Каждое слово Остапа впивалось в сердце Марианны острой стрелой. Молча, с окаменевшим от муки лицом, с остановившимся взором слушала она его. А Остап, увлекаясь, расписывал Марианне, как любит Галина Мазепу, и как Мазепа любит ее.

Наконец он спохватился, заметив, что время, по-видимому, перевалило уже далеко за полдень, и начал прощаться.

Марианна не удерживала его... Она задыхалась в этой комнате, она чувствовала, что теряет над собою власть. Она ощущала всем своим сердцем только одно желание: уйти, уйти от людей!

Быстро вышла она из светлицы и, не отдавая себе отчета, куда идет, повернула за дом. Холодный ветер рванулся ей навстречу и распахнул ее "байбарак", но она не заметила этого. Она шла так порывисто, так быстро, словно по пятам ее гналась какая-то смертельная опасность, словно это быстрое движение могло заглушить сжавшую ее сердце невыносимую боль! При виде Марианны два любимых пса ее бросились к ней навстречу с радостным приветственным лаем, но Марианна не заметила их... Только взойдя на высокую башню, с которой она когда-то любовалась вместе с Мазепой расстилавшимся вокруг замка видом, - она остановилась и перевела дыхание.

Грудь ее высоко подымалась... Отчаяние, обида, ненависть душили ее. Сердце ее разрывалось в груди.

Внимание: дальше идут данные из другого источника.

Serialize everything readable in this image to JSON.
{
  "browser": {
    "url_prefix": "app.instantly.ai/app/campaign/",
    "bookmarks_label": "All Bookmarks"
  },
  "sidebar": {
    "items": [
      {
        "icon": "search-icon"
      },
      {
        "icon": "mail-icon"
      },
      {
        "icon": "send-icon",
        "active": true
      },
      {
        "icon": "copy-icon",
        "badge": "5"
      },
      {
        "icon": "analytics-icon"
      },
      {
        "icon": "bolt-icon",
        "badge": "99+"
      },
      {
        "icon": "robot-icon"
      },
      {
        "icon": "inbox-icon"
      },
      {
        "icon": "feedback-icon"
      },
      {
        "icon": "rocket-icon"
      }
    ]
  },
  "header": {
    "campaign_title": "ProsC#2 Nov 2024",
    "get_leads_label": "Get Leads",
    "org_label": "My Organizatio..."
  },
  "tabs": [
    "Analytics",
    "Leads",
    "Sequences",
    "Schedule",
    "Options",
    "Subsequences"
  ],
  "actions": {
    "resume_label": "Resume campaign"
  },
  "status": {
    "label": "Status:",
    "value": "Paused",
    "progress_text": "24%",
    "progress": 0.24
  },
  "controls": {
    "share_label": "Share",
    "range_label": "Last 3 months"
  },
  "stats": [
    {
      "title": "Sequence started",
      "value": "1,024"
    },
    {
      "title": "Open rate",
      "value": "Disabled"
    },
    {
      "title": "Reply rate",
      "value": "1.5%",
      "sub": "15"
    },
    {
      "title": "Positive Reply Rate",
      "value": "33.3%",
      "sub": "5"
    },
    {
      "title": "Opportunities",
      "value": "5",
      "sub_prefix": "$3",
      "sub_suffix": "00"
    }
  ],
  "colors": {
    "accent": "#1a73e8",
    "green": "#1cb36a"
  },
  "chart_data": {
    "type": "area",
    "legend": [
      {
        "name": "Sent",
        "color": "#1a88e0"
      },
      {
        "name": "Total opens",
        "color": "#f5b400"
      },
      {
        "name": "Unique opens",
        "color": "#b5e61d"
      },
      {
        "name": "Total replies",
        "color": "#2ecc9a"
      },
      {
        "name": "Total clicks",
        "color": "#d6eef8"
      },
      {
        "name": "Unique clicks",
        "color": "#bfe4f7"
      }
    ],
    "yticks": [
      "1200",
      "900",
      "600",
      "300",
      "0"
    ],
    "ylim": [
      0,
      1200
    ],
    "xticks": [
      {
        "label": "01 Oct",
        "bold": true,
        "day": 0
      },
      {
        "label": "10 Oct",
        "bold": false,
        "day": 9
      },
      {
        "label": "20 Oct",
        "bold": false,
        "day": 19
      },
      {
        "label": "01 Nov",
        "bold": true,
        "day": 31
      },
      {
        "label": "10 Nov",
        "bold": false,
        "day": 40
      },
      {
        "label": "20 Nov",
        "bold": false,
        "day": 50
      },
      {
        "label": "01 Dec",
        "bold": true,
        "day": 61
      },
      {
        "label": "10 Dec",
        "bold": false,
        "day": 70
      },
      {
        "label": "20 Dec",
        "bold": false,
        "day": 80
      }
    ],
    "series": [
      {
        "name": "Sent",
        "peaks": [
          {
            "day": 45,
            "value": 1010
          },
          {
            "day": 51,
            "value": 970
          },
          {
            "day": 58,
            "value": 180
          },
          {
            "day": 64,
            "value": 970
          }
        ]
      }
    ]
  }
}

Порывистым движением распахнула она свой "байбарак": холодный ветер пахнул ей в открытую грудь ледяным дыханием, и это дыхание привело ее в себя.

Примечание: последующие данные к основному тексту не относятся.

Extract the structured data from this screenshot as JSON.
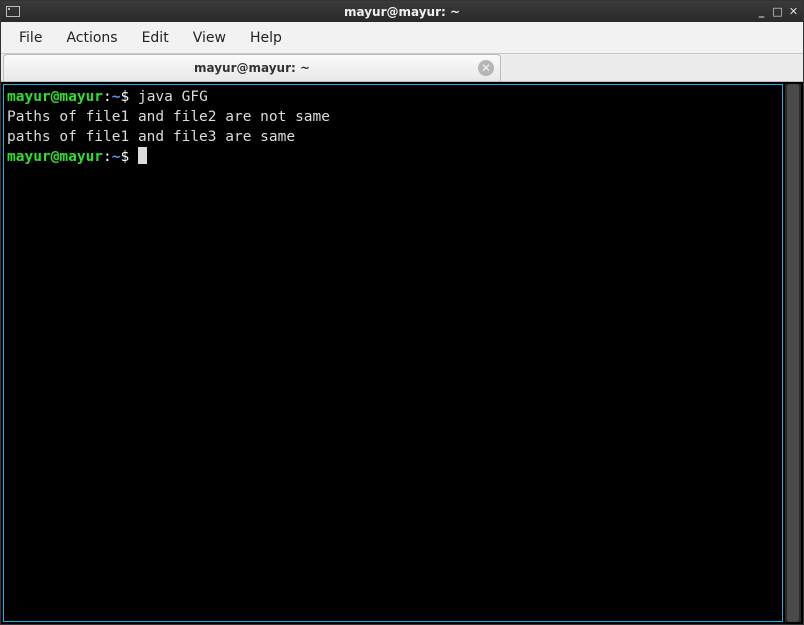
{
  "titlebar": {
    "title": "mayur@mayur: ~"
  },
  "menubar": {
    "items": [
      "File",
      "Actions",
      "Edit",
      "View",
      "Help"
    ]
  },
  "tab": {
    "label": "mayur@mayur: ~"
  },
  "terminal": {
    "lines": [
      {
        "type": "prompt",
        "user": "mayur@mayur",
        "sep1": ":",
        "path": "~",
        "sep2": "$ ",
        "cmd": "java GFG"
      },
      {
        "type": "output",
        "text": "Paths of file1 and file2 are not same"
      },
      {
        "type": "output",
        "text": "paths of file1 and file3 are same"
      },
      {
        "type": "prompt",
        "user": "mayur@mayur",
        "sep1": ":",
        "path": "~",
        "sep2": "$ ",
        "cmd": "",
        "cursor": true
      }
    ]
  },
  "colors": {
    "prompt_user": "#2de02d",
    "prompt_path": "#4aa0ff",
    "terminal_bg": "#000000",
    "terminal_border": "#1db0e6"
  }
}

- Что делать? Что делать? - повторяла она и сжала себе до боли виски. И вдруг лицо ее исказилось какой-то ужасной улыбкой. - Отомстить? Да, да! - зашептала она с бешенством... - отомстить, отомстить ему и ей... всем, всем отомстить! Но как? Чем?.. Убить?.. Но разве это сможет вырвать ее из его сердца! Xa-xa-xal Ничто! Ничто! Ничто не вырвет ее! - вскрикнула она и с глухим невыразимым стоном припала головой к холодному дулу пушки. Несколько минут стояла она так с искаженным невыносимым страданием лицом, но вот губы ее опять зашептали порывисто, беззвучно, безумно. - Что же делать?.. Что делать... Ох, нет сил стерпеть этой муки! Вырвать его из памяти! Забыть! Забыть! Задавить это сердце! Растоптать его в груди! - шептала она с искаженным безумным лицом, судорожно впиваясь в грудь руками.

Но сердце не слушало Марианны! Оно стонало, оно извивалось от боли.

Время шло. Спускались сумерки, холодный ветер гнал низко над землей тяжелые серые тучи.

Несколько раз принимался любимый пес Марианны лизать ее руку, но Марианна не замечала ничего. Она не слыхала, как выехал с замкового двора Остап, а вслед за ним и Тамара.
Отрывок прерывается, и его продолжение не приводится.